「ハジョンウン美術館、日本新聞5・18アーカイブ展示に゛視線゛」。去る3月4日付の全南日報に載った記事を、奈良市在住のジャーナリストの川瀬俊治氏がメールで送ってきた。前文にこうある。

「ディアスポラ企画展「刻む記憶」暴動―民主化運動に論調の変化。川瀬俊治、現地関連記事収集。朝日新聞など150点網羅」

 

 ハジョンウン美術館は、全羅南道の光州市立美術館の分館である。ハジョンウンとは、在日二世の美術コレクターとして知られる河正雄氏(東大阪市生まれ)のこと。在日の実業家として成功し、収集した同胞の美術作品を、光州市立美術館に寄贈した。それが基となって、分館には河氏の名前を冠とした美術館が誕生した。

 河氏は光州以外にも、ソウル、釜山。全州、済州島などに収集した作品を数多く寄贈しており、霊岩郡(全羅南道)にも郡立河正雄美術館がある。

 

 全南日報の新聞記事の話に戻る。5・18とは、1980年に発生した光州事件である。全斗煥が、側近の銃弾に倒れた朴正熙大統領の後継の座を狙って、クーデターを起こす。その一環として、政敵・金大中氏を倒すため、彼の地盤である光州市で、北朝鮮の親派が暴動を起こしたとして、弾圧に軍隊を派遣した。

朴正熙大統領殺害事件後、「民主化」をめぐって学生デモが各地で起こった。政府・郡当局と学生に対立は、崔圭夏大統領の帰国を促し、在野勢力指導者、各界の知識人が学生支持を打ち出し、共同声明で6項目を要求した。戒厳令の解除、政府主導の憲法改正作業の停止などで、最後に全斗煥指令官のKCIA部長代理兼職の解除も盛り込まれていた。

 

 政府と軍当局は、どう対応したか。金大中氏や学生代表を連行し。戒厳令を全土の拡大して、政治活動などを禁止する手を打った。
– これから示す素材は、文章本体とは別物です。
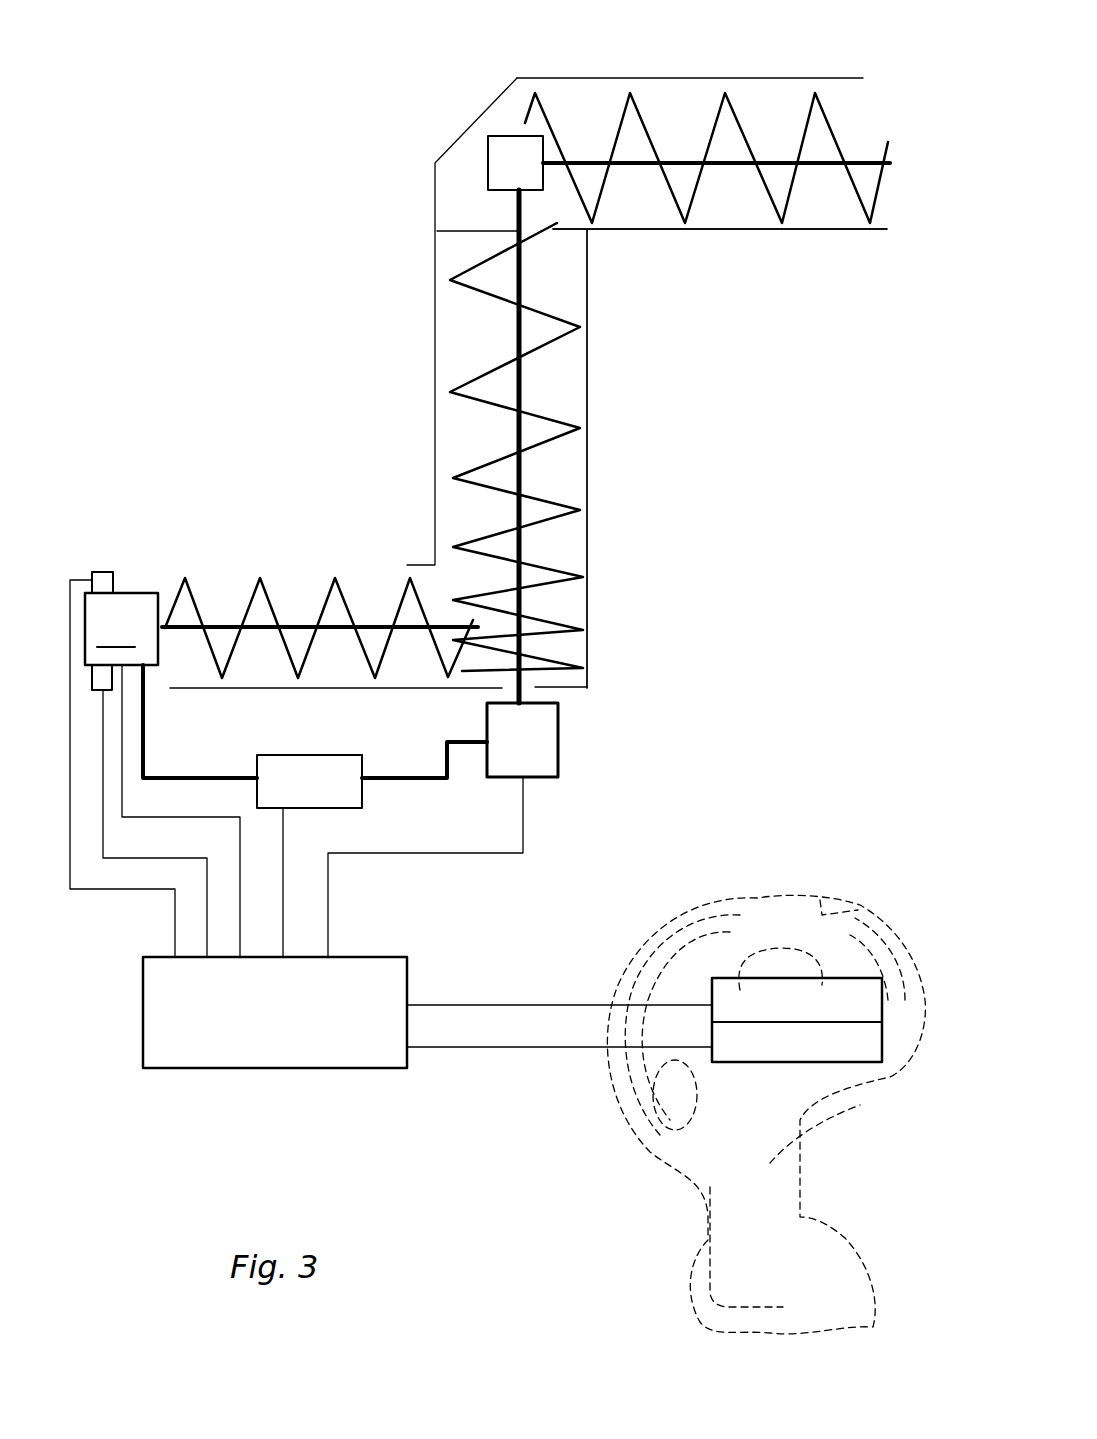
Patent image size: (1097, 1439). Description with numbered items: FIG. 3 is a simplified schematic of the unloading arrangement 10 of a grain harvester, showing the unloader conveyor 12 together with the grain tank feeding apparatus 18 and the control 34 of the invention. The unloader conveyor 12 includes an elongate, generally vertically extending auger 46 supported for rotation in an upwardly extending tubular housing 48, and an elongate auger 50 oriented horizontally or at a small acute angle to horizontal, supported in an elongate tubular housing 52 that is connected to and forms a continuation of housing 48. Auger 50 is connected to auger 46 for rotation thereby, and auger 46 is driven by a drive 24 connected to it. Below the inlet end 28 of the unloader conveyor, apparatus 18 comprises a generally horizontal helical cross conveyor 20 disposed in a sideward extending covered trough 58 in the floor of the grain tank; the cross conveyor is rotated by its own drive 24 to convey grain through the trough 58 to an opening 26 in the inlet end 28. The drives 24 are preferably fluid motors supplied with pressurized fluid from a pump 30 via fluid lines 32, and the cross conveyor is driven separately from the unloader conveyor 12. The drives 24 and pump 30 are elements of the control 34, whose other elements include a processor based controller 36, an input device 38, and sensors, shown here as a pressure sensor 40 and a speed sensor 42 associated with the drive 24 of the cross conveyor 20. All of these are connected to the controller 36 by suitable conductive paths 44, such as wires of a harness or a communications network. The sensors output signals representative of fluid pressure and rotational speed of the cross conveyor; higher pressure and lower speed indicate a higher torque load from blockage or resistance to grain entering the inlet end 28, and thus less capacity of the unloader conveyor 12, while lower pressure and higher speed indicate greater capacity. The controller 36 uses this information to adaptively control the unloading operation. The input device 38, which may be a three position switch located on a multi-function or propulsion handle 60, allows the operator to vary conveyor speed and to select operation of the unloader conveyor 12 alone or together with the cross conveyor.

The unloading system 10 is at (235, 192).
The unloader conveyor 12 is at (642, 77).
The apparatus 18 is at (230, 498).
The cross conveyor 20 is at (320, 571).
The drive 24 is at (558, 748).
The opening 26 is at (427, 578).
The inlet end 28 is at (587, 605).
The pump 30 is at (362, 795).
The fluid lines 32 is at (225, 785).
The control 34 is at (255, 1080).
The controller 36 is at (407, 982).
The input device 38 is at (855, 978).
The pressure sensor 40 is at (105, 572).
The speed sensor 42 is at (98, 692).
The conductive paths 44 is at (138, 860).
The auger 46 is at (557, 422).
The tubular housing 48 is at (587, 478).
The auger 50 is at (728, 105).
The tubular housing 52 is at (735, 232).
The covered troughs 58 is at (425, 688).
The propulsion handle 60 is at (757, 898).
さらに、5月18日、光州事件が発生する。全斗煥が画策して軍を動かし、デモを鎮圧するばかりか、市民にまで銃口を向け、無差別殺人を誘発させている。

 

「韓国光州/市民加え暴動化/学生デモ 軍が鎮圧、死傷者も」(朝日新聞、ソウル19日=藤高特派員)

 これが光州事件を報じる初出の記事である。以後、連日のように報道が続く。

 

「双方で11人の死者/韓国・光州 昨夜も騒乱状態」「デモ隊、軍と銃撃戦 韓国・光州市内に20万人」「武器奪い死傷多数/木浦・羅州に拡大か」(ソウル21日)

 

 日本から、光州市での結婚式に参加して事件に巻き込まれた神奈川県在住の夫妻がいた。何とか光州を脱出して、無時に帰国したこの夫妻に、朝日新聞が電話取材した内容から、光州事件の実態が浮かびあがる。

 「光州に派遣されていたのは特別に訓練された軍隊らしく、非常に手荒だった、との評判だった。軍隊にたてついたデモ指導の女子高校生が乳房を切り落とされたとか、生徒を殺された校長が「お前らそれでも人間か」と抗議したらその場で殺された、子供二人が軍隊に殺された母親が後追い自殺した、という話をいくつも聞いた。」

 以上が、神奈川在住の夫婦が語った証言の一部である。

 

 川瀬俊治氏は、在日の画家・金石出氏とともに、光州事件が日本でどう報道されたか、大阪国会図書館に通って検証した。収集した新聞は朝日、読売、毎日など150点。

 これを通して、光州事件がどう国外に伝わっていたか、論調として事件をどうとらえていたかが見えてくる。

 海外の新聞を通して、光州事件を捉え直す試みは、「今回が初めて」とホンイナ氏(前5・18民主化運動記録館館長)は語っている。「初めて」というのが意外であった。この言葉には、光州事件を伝えた日本の新聞記事を連続性のある、体系的な形でまとめたことが、という但し書きがつくのではないか。

 

 ソンガンホ主演の映画『タクシー運転手』では、偶々ながら光州入りしたドイツのテレビ記者、事件に出くわす。事の重大さに衝撃を受け、これを世界に伝えるべく、軍の妨害・追手を払い退け、ソウルに戻る。無時に国外脱出、帰国した彼はテレビで光州事件の真相を伝える、という物語である。これは実話に基づいた作品であると聞いている。

 

 光州事件をどう読み解くか。映画『タクシー運転手』もその一例だが、川瀬俊治、金石出両氏の粘り強い作業は、5・18光州事件を新しい視点で迫る一つの方法を提示したようである。